"The Return of Innovation"

BusinessWeek, Apr 11, 1988 - cover “Smart Design: Quality is the New Style”

After relegating design to the backseat in the 1970’s, US manufacturers are once again discovering that it is key to industrial competitiveness. Design, they are relearning, is more than skin-deep. It’s at the very heart of a product.

BusinessWeek, June 7, 1993 - cover “Hot Products: How Good Design Pays Off”

Leveraging the power of design is one of the hottest strategic games being played today. … In fact, design could emerge as the discipline that brings together the myriad parts of the modern corporation.

not bashing Nussbaum. he “gets it”. and has since at least that first(?) article in '88 afaic. but i AM saying that greater corporate America wasn’t listening then. may not really be listening now. headline is “Return” as if innovation went away. it didnt. it was imo ignored while numbers types took over decision making.

but my real issue is w this -

The Institute of Design recently introduced a > nine-month > Master of Design Methods (MDM) degree for management, engineering, and other professionals who want to be innovation leaders.

i went from engineering/management back to ID undergrad. i had aptitude and desire. enough to radically downgrade my lifestyle to return. took me 4 years to finally understand - to remove “innovation” blinders put on during engineering undergrad. and somehow people w less aptitude and motivation are going to really understand in 9 months? i’m skeptical and worry it sends a bad message.

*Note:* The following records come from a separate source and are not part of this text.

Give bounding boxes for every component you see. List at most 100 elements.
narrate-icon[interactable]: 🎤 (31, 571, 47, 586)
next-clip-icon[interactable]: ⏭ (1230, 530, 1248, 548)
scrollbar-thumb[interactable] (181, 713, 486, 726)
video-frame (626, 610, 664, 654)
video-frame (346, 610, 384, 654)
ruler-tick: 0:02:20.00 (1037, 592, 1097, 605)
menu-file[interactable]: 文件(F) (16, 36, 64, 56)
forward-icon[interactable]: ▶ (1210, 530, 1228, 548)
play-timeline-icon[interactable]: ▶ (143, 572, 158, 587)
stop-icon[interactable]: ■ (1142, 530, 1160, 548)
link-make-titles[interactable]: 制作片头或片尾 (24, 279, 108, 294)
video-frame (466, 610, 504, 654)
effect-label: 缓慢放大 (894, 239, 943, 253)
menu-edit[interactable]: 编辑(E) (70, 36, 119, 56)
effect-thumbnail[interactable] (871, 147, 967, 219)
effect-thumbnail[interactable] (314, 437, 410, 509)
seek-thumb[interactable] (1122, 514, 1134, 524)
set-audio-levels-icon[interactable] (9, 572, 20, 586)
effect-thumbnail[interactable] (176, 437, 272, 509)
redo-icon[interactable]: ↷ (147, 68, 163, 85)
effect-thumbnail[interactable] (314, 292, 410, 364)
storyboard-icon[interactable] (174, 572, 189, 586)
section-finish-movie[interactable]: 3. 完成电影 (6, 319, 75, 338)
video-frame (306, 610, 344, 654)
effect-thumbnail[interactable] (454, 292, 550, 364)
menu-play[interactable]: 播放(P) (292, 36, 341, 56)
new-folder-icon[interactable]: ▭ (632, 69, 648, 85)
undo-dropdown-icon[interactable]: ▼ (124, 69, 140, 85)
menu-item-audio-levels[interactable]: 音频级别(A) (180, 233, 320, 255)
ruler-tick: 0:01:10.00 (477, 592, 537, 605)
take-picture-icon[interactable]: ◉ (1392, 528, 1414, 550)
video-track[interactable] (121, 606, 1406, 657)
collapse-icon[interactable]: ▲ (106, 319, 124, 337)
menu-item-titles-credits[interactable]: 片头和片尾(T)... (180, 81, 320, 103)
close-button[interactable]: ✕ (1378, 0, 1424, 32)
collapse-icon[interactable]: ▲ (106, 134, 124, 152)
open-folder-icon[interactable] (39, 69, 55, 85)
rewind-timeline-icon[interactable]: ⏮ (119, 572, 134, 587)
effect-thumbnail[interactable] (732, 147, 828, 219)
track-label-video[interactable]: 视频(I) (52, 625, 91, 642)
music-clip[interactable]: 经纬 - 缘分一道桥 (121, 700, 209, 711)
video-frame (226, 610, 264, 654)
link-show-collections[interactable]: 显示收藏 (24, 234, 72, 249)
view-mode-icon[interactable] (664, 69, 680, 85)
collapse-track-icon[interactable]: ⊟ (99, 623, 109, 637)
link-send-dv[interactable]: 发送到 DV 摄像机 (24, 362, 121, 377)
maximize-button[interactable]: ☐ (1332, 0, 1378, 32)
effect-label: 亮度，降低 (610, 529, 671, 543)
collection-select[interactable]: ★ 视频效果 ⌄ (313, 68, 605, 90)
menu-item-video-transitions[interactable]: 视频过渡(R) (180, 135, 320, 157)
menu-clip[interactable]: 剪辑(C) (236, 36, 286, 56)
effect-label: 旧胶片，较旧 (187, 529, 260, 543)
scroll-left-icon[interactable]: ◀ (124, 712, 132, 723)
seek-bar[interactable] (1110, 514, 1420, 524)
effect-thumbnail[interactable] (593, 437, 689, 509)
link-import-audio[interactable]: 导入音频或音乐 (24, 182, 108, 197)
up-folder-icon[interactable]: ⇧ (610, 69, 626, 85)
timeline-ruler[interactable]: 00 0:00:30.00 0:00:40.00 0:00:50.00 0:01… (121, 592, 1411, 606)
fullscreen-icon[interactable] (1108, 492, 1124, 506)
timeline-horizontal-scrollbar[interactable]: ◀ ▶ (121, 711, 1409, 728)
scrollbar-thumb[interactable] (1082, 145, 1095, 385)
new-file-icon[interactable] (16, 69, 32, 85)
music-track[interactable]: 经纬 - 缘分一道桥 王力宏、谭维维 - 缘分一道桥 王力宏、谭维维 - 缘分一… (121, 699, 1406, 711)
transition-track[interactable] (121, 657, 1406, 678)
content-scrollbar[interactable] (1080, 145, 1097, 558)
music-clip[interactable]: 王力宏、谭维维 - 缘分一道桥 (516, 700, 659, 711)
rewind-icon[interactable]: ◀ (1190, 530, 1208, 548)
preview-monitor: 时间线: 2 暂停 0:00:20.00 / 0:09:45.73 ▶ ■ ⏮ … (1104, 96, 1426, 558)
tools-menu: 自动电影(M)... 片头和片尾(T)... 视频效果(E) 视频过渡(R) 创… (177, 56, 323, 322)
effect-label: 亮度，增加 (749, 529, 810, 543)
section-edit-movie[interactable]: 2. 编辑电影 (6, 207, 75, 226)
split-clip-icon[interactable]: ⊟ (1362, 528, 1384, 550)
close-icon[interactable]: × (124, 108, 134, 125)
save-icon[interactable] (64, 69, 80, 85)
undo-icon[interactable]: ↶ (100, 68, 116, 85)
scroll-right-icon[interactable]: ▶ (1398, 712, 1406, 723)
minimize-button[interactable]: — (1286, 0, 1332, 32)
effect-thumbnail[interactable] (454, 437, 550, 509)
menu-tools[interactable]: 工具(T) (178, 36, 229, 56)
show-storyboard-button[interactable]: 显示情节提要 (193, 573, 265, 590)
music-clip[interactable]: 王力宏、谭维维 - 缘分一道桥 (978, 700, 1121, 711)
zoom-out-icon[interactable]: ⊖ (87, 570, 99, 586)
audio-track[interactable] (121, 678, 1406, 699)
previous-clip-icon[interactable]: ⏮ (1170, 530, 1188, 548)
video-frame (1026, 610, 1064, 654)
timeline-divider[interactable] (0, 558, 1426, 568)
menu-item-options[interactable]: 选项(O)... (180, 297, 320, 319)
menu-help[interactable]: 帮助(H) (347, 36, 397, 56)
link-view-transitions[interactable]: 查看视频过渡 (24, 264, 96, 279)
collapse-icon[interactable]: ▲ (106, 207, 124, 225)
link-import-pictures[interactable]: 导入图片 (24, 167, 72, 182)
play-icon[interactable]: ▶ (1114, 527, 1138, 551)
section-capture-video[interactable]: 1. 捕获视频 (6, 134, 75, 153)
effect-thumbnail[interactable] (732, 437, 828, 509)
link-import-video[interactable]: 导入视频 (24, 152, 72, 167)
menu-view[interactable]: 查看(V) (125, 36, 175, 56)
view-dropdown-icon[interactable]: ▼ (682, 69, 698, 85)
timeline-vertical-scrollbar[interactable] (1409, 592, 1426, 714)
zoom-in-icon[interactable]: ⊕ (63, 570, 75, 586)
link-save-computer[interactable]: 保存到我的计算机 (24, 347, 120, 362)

why not just promote IDers into management? why not assume they can take 9 months to figure out how to run that business? i suspect there’s bias - “artists” aren’t suppose to understand business perhaps.

for Guest, here’s one i did right out of school that almost got ignored too (by a design firm VP trying to adhere to client’s rigid corporate guideline) - Folding Hosereel . inside the client company this would have been shelved i bet (lots of companies pay more attention when they are paying from a budget).

“ignore” business aspects? i left that firm and went to a big company. i call being forced to design “fantasy” product with 5x’s more parts and more complexity than predecessor - for less cost - ignoring business reality. wasted 6 months on that joke. even though i brought cost issues up day one. it died after Engineering. too costly! and it wasnt the only “fantasy” project. meanwhile there are some simple, cost-effective and worthwhile ideas filed away. not just mine. others too. some discovered cleaning out old files. decades old. probly never see the light of day.

would a company send me to 9 months crash business school? maybe. probly. but only bc of my aero undergrad, not if i was only ID imo. and not really my issue. but it is an ID profession issue imo.